Panaches mantelliques et points chauds // Mantle plumes and hotspots

drapeau-francaisLes sismologues de l’Université de Californie à Berkeley ont réalisé pour la première fois un scan en trois dimensions de l’intérieur de la Terre qui montre comment les panaches de roche à très haute température en provenance du manteau terrestre sont reliés à des points chauds qui génèrent des chaînes d’îles volcaniques à la surface de la Terre, omme Hawaï, les Samoa et l’Islande. Exemple de tomodensitométrie de l’intérieur de la Terre, l’image a été générée par une simulation informatique à l’aide de superordinateurs au Lawrence Berkeley National Laboratory.
Contrairement à la tomographie médicale qui utilise des rayons X pour examiner le corps humain, les chercheurs ont produit une image des panaches mantelliques en analysant le déplacement des ondes sismiques à l’intérieur de la Terre lors de puissants séismes qui ont secoué la planète au cours des 20 dernières années.
Des tentatives précédentes pour fournir une image des panaches mantelliques avaient montré des poches de roche à haute température qui s’élevaient dans les zones où les panaches avaient été proposés, mais il était difficile de savoir si ces poches étaient connectées aux points chauds volcaniques à la surface ou aux racines des panaches à la frontière entre le noyau et le manteau, à 2900 kilomètres sous la surface de la Terre.
La nouvelle carte haute résolution du manteau ne montre pas seulement ces connexions pour de nombreux points chauds de la planète, mais elle révèle aussi qu’en dessous d’environ 1000 km, les panaches présentent une largeur comprise entre 600 et 1000 kilomètres, ce qui est jusqu’à cinq fois plus que celle estimée jusqu’à maintenant par les géophysiciens. Les panaches ont probablement une température d’au moins 400 ° C supérieure à celle de la roche environnante.
Les connexions entre les panaches provenant de la partie inférieure du manteau et les points chauds volcaniques ne sont pas directes. En effet, les sommets des panaches s’étalent comme le delta d’un fleuve lorsqu’ils rencontrent la roche moins visqueuse du manteau supérieur.
Les nouvelles images montrent également que les bases de ces panaches sont ancrées à la frontière entre le noyau et le manteau où elle forment deux énormes masses de roche à très haute température, avec chacune un diamètre d’environ 5.000 kilomètres, probablement plus denses que les roches environnantes. On estime que ces deux points d’ancrage – l’un sous l’Afrique, l’autre sous l’Océan Pacifique – sont dans ces zones qui existent depuis 250 millions d’années.
L’analyse effectuée par les superordinateurs n’a pas détecté de panaches sous tous les volcans de points chauds, comme le Parc de Yellowstone. Les panaches qui les alimentent sont peut-être trop minces pour être détectés et la technique de modélisation informatique présente encore des limites.

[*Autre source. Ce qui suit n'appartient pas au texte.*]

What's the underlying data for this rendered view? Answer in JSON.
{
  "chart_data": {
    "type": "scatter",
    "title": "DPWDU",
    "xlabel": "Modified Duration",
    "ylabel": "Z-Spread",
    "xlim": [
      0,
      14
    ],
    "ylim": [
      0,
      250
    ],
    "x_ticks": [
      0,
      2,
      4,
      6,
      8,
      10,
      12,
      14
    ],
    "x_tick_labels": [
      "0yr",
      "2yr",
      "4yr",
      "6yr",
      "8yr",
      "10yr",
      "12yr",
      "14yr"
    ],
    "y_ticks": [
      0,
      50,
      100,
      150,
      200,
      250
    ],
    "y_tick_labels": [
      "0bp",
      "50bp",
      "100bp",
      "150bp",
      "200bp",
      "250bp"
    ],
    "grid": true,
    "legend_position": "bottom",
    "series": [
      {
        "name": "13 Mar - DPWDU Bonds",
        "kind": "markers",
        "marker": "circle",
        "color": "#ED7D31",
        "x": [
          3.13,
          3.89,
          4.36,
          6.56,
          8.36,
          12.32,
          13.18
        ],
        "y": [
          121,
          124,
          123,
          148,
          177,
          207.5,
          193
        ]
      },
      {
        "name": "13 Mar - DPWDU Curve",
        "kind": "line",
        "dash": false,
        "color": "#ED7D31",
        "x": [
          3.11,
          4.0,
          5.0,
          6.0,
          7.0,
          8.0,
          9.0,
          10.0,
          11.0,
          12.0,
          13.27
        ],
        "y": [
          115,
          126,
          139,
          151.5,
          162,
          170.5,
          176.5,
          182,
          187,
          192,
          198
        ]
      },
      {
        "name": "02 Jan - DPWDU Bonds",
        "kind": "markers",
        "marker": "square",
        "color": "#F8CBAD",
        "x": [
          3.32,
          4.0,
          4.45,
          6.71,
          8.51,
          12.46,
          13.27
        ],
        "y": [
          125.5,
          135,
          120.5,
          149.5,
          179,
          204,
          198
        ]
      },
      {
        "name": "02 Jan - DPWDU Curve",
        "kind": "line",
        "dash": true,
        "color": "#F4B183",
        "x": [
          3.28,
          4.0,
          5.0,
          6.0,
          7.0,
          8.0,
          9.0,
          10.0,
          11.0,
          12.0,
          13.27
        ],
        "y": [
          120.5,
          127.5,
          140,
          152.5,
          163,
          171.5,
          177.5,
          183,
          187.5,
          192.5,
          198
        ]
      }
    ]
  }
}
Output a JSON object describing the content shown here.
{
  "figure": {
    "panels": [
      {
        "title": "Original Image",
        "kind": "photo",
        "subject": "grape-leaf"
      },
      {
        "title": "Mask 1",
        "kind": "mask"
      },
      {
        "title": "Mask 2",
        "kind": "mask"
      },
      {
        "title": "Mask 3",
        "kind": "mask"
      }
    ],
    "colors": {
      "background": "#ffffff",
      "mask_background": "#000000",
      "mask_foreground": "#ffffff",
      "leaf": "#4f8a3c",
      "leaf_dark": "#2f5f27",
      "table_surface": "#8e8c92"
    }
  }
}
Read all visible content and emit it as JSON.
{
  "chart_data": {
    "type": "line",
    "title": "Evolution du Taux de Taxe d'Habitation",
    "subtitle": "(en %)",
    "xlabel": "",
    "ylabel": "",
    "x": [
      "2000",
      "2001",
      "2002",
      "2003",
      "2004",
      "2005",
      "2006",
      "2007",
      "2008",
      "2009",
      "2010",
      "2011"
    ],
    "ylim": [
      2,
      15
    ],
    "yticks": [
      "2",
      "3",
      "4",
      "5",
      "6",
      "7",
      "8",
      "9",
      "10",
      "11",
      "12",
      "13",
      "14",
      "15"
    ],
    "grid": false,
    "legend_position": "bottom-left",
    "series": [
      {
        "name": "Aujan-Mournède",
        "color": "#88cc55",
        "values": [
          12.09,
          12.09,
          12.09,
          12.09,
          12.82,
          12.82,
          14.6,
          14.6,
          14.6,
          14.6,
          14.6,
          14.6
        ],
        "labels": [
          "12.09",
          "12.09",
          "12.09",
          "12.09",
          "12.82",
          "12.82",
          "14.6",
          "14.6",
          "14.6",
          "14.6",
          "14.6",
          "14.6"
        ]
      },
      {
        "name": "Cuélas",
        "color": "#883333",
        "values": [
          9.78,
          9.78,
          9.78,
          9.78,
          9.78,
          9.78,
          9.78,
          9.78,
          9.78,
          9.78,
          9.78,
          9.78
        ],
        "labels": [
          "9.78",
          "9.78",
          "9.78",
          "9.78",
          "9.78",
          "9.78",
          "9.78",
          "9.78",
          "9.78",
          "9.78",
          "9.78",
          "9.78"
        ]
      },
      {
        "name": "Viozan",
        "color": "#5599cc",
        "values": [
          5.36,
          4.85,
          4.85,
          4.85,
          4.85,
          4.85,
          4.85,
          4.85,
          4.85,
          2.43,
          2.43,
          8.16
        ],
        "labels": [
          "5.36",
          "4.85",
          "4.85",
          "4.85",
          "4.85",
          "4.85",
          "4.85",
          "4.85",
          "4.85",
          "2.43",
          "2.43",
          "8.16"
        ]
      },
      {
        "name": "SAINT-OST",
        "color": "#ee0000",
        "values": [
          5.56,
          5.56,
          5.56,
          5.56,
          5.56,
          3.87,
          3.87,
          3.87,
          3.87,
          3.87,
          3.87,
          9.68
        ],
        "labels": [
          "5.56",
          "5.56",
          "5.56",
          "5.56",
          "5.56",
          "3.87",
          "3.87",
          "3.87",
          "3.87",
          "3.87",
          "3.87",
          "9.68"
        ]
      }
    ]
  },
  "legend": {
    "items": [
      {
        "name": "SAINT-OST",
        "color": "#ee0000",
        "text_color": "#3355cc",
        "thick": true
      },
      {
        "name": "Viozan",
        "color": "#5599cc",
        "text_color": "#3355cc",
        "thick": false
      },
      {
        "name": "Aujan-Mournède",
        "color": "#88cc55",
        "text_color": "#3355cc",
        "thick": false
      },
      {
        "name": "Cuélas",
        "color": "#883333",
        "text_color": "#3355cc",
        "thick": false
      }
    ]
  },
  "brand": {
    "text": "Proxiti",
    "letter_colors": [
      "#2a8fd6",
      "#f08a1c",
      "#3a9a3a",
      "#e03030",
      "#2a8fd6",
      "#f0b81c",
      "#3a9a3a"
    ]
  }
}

Cette étude a été soutenue par la National Science Foundation et le Conseil Européen de la Recherche.
En cliquant sur ce lien, vous pourrez voir une vidéo montrant la simulation par superordinateur des panaches de roche à haute température pendant leur ascension à travers le manteau, avant de former des chaînes d’îles volcaniques.
https://www.youtube.com/watch?v=tCphzt8iaWc&feature=youtu.be

Source: Université de Californie à Berkeley.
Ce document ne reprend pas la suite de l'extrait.